But How Do You... Stop Holding?
...even the laws of physics are not immune to my trust issues.
In December of 2020, unable to travel home for the holidays, my late husband, Gavin, and I received a Christmas care package from his parents that included special gingerbread cookies pressed into the shape of delicate cracked and crinkled snowflakes. Stuck to the outside of the lovingly packed Ziploc bag was a post-it note that read, “Don’t know how strong they are, start with one. Love, Mom.” A few weeks later, after dabbling in these special treats, we took our dogs out for a bedtime walk. Gavin was in the lead walking Reynolds, while I followed up behind with our slower senior, Felix. Half a block into the walk, Gavin looked down to see Felix jauntily trotting past him, the leash swishing along the sidewalk behind him. Gavin picked up the leash and handed it back to me, only to watch me drop it again. I looked at him and made a grasping hand gesture that was somewhere between an Italian pinched fingers emoji and an upside down jellyfish and asked, very seriously, “but how do you… hold?” Gavin laughed, took Felix’s leash in the same hand as Reynolds’, held my hand in the other, and walked the three of us home.

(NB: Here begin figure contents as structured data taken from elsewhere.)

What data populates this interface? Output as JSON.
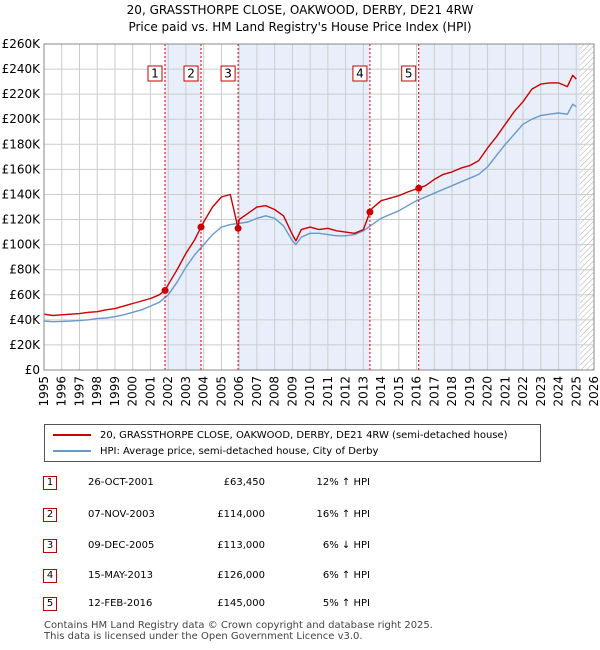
{
  "chart_data": {
    "type": "line",
    "title": "20, GRASSTHORPE CLOSE, OAKWOOD, DERBY, DE21 4RW",
    "subtitle": "Price paid vs. HM Land Registry's House Price Index (HPI)",
    "xlabel": "",
    "ylabel": "",
    "xlim": [
      1995,
      2026
    ],
    "ylim": [
      0,
      260000
    ],
    "x_ticks": [
      "1995",
      "1996",
      "1997",
      "1998",
      "1999",
      "2000",
      "2001",
      "2002",
      "2003",
      "2004",
      "2005",
      "2006",
      "2007",
      "2008",
      "2009",
      "2010",
      "2011",
      "2012",
      "2013",
      "2014",
      "2015",
      "2016",
      "2017",
      "2018",
      "2019",
      "2020",
      "2021",
      "2022",
      "2023",
      "2024",
      "2025",
      "2026"
    ],
    "y_ticks": [
      {
        "value": 0,
        "label": "£0"
      },
      {
        "value": 20000,
        "label": "£20K"
      },
      {
        "value": 40000,
        "label": "£40K"
      },
      {
        "value": 60000,
        "label": "£60K"
      },
      {
        "value": 80000,
        "label": "£80K"
      },
      {
        "value": 100000,
        "label": "£100K"
      },
      {
        "value": 120000,
        "label": "£120K"
      },
      {
        "value": 140000,
        "label": "£140K"
      },
      {
        "value": 160000,
        "label": "£160K"
      },
      {
        "value": 180000,
        "label": "£180K"
      },
      {
        "value": 200000,
        "label": "£200K"
      },
      {
        "value": 220000,
        "label": "£220K"
      },
      {
        "value": 240000,
        "label": "£240K"
      },
      {
        "value": 260000,
        "label": "£260K"
      }
    ],
    "grid": true,
    "shaded_ranges": [
      [
        2001.82,
        2003.85
      ],
      [
        2005.94,
        2013.37
      ],
      [
        2016.12,
        2025.2
      ]
    ],
    "hatched_after": 2025.2,
    "series": [
      {
        "name": "20, GRASSTHORPE CLOSE, OAKWOOD, DERBY, DE21 4RW (semi-detached house)",
        "color": "#cc0000",
        "x": [
          1995,
          1995.5,
          1996,
          1996.5,
          1997,
          1997.5,
          1998,
          1998.5,
          1999,
          1999.5,
          2000,
          2000.5,
          2001,
          2001.5,
          2001.82,
          2002,
          2002.5,
          2003,
          2003.5,
          2003.85,
          2004,
          2004.5,
          2005,
          2005.5,
          2005.94,
          2006,
          2006.5,
          2007,
          2007.5,
          2008,
          2008.5,
          2009,
          2009.2,
          2009.5,
          2010,
          2010.5,
          2011,
          2011.5,
          2012,
          2012.5,
          2013,
          2013.37,
          2013.5,
          2014,
          2014.5,
          2015,
          2015.5,
          2016.12,
          2016.5,
          2017,
          2017.5,
          2018,
          2018.5,
          2019,
          2019.5,
          2020,
          2020.5,
          2021,
          2021.5,
          2022,
          2022.5,
          2023,
          2023.5,
          2024,
          2024.5,
          2024.8,
          2025
        ],
        "values": [
          44500,
          43500,
          44000,
          44500,
          45000,
          46000,
          46500,
          48000,
          49000,
          51000,
          53000,
          55000,
          57000,
          60000,
          63450,
          68000,
          80000,
          93000,
          104000,
          114000,
          118000,
          130000,
          138000,
          140000,
          113000,
          120000,
          125000,
          130000,
          131000,
          128000,
          123000,
          108000,
          103000,
          112000,
          114000,
          112000,
          113000,
          111000,
          110000,
          109000,
          112000,
          126000,
          129000,
          135000,
          137000,
          139000,
          142000,
          145000,
          147000,
          152000,
          156000,
          158000,
          161000,
          163000,
          167000,
          177000,
          186000,
          196000,
          206000,
          214000,
          224000,
          228000,
          229000,
          229000,
          226000,
          235000,
          232000
        ]
      },
      {
        "name": "HPI: Average price, semi-detached house, City of Derby",
        "color": "#6699cc",
        "x": [
          1995,
          1995.5,
          1996,
          1996.5,
          1997,
          1997.5,
          1998,
          1998.5,
          1999,
          1999.5,
          2000,
          2000.5,
          2001,
          2001.5,
          2002,
          2002.5,
          2003,
          2003.5,
          2004,
          2004.5,
          2005,
          2005.5,
          2006,
          2006.5,
          2007,
          2007.5,
          2008,
          2008.5,
          2009,
          2009.2,
          2009.5,
          2010,
          2010.5,
          2011,
          2011.5,
          2012,
          2012.5,
          2013,
          2013.5,
          2014,
          2014.5,
          2015,
          2015.5,
          2016,
          2016.5,
          2017,
          2017.5,
          2018,
          2018.5,
          2019,
          2019.5,
          2020,
          2020.5,
          2021,
          2021.5,
          2022,
          2022.5,
          2023,
          2023.5,
          2024,
          2024.5,
          2024.8,
          2025
        ],
        "values": [
          39000,
          38500,
          38800,
          39000,
          39500,
          40000,
          41000,
          41500,
          42500,
          44000,
          46000,
          48000,
          51000,
          54000,
          60000,
          70000,
          82000,
          92000,
          100000,
          108000,
          114000,
          116000,
          117000,
          118000,
          121000,
          123000,
          121000,
          115000,
          103000,
          100000,
          106000,
          109000,
          109000,
          108000,
          107000,
          107000,
          108000,
          111000,
          116000,
          121000,
          124000,
          127000,
          131000,
          135000,
          138000,
          141000,
          144000,
          147000,
          150000,
          153000,
          156000,
          162000,
          171000,
          180000,
          188000,
          196000,
          200000,
          203000,
          204000,
          205000,
          204000,
          212000,
          210000
        ]
      }
    ],
    "markers": [
      {
        "label": "1",
        "x": 2001.82,
        "value": 63450
      },
      {
        "label": "2",
        "x": 2003.85,
        "value": 114000
      },
      {
        "label": "3",
        "x": 2005.94,
        "value": 113000
      },
      {
        "label": "4",
        "x": 2013.37,
        "value": 126000
      },
      {
        "label": "5",
        "x": 2016.12,
        "value": 145000
      }
    ]
  },
  "legend": {
    "property": "20, GRASSTHORPE CLOSE, OAKWOOD, DERBY, DE21 4RW (semi-detached house)",
    "hpi": "HPI: Average price, semi-detached house, City of Derby"
  },
  "events": [
    {
      "num": "1",
      "date": "26-OCT-2001",
      "price": "£63,450",
      "hpi": "12% ↑ HPI"
    },
    {
      "num": "2",
      "date": "07-NOV-2003",
      "price": "£114,000",
      "hpi": "16% ↑ HPI"
    },
    {
      "num": "3",
      "date": "09-DEC-2005",
      "price": "£113,000",
      "hpi": "6% ↓ HPI"
    },
    {
      "num": "4",
      "date": "15-MAY-2013",
      "price": "£126,000",
      "hpi": "6% ↑ HPI"
    },
    {
      "num": "5",
      "date": "12-FEB-2016",
      "price": "£145,000",
      "hpi": "5% ↑ HPI"
    }
  ],
  "footer": {
    "line1": "Contains HM Land Registry data © Crown copyright and database right 2025.",
    "line2": "This data is licensed under the Open Government Licence v3.0."
  }
}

The question of, “how do you… hold?” became a running joke between us after that, and we would replicate the pulsing pinched-fingers-jellyfish hand gesture to ask each other how to perform simple tasks that were proving to be not-so-simple. What I’ve come to realize over the last few years, however, is that it isn’t the holding I struggle with. It’s learning how to put things down.
In one of my first therapy appointments in 2021, I was asked to hold a pile of small, smooth pebbles in both hands. With my hands full, my therapist started to gently lob more pebbles towards me, asking me to continue catching them until the rocks overflowed, bouncing and sliding off onto the floor. Message received, I thought, but I didn’t fully get it. Not yet.
A couple of weeks ago, towards the end of a massage appointment, my RMT asked me to walk down the length of the hallway in the clinic and then turn around and walk back. As I walked away from her, I was invited to visualize that the floor was supporting me with each footstep. On my return trip, I was asked to visualize that I was supporting the floor. “How does that feel?” she asked, after a couple of back-and-forths. I thought for a moment and then replied, “When I walk away I feel heavier. When I come back I feel more buoyant.” Her next question was, “Which feels more comfortable?” “Oh, definitely the return trip,” I immediately replied. As a scientific theory I fully believe in the principle of gravity, but as it turns out even the laws of physics are not immune to my trust issues.
There is nothing easy about the early stages of deep grief and loss. It is a voracious monster that consumes everything and threatens to swallow you whole. But if there was a silver lining to the magnitude of those emotions, it was that I had to feel them. My body and my heart gave me no choice. Now, 2.5 years after losing Gavin, it feels easier to slip back into old patterns of suppressing and avoiding feelings that feel too messy, too much, or too complicated. I can now choose not to be the woman crying in the grocery store because her dead husband’s favourite snack is on sale, but when I turn away from those feelings, where do they go?
It’s been just over a year since I returned from my yoga teacher training in Panama and dipped a toe, and then a foot, and then my whole self into the foreign ocean of dating as a bisexual millennial widow. As my new relationship continues to deepen and grow, there have been many moments where I’ve questioned my ability to hold all of the love, grief, and bittersweet joy that comes with building a new life out of the ashes of my old one. Like any good over-achieving people pleaser, I assumed this required more from me. More expansion, more capacity, more stretching of a heart that already holds so much.
Our bodies only need about 90 seconds to process emotions if they’re given the space to be felt and released, but so often we deny our feelings this space, or we get stuck in our heads and trapped in a loop of overanalyzing that leaves us emotionally exhausted without any release. I’m guilty of all of this, and of intellectualizing my way through therapy in a way that earns me “good girl” gold stars while bypassing the mess of really feeling my feelings.
But these methods aren’t working. I’m exhausted and my pebble-filled hands have no space to hold any more, and maybe they aren’t supposed to. Maybe the goal of therapy and breathwork and somatic healing isn’t to continually stretch myself until I can hold all-the-things-all-the-time. What if the real goal is to give myself the space and time to sit in each feeling as it comes, even if that does involve a soft, quiet cry in public (again)? And, maybe the hardest part, when the 90 seconds is over, can I give myself permission to fully let it go? Can I trust that letting go of a feeling doesn’t mean letting go of the love behind it? But how do you… trust?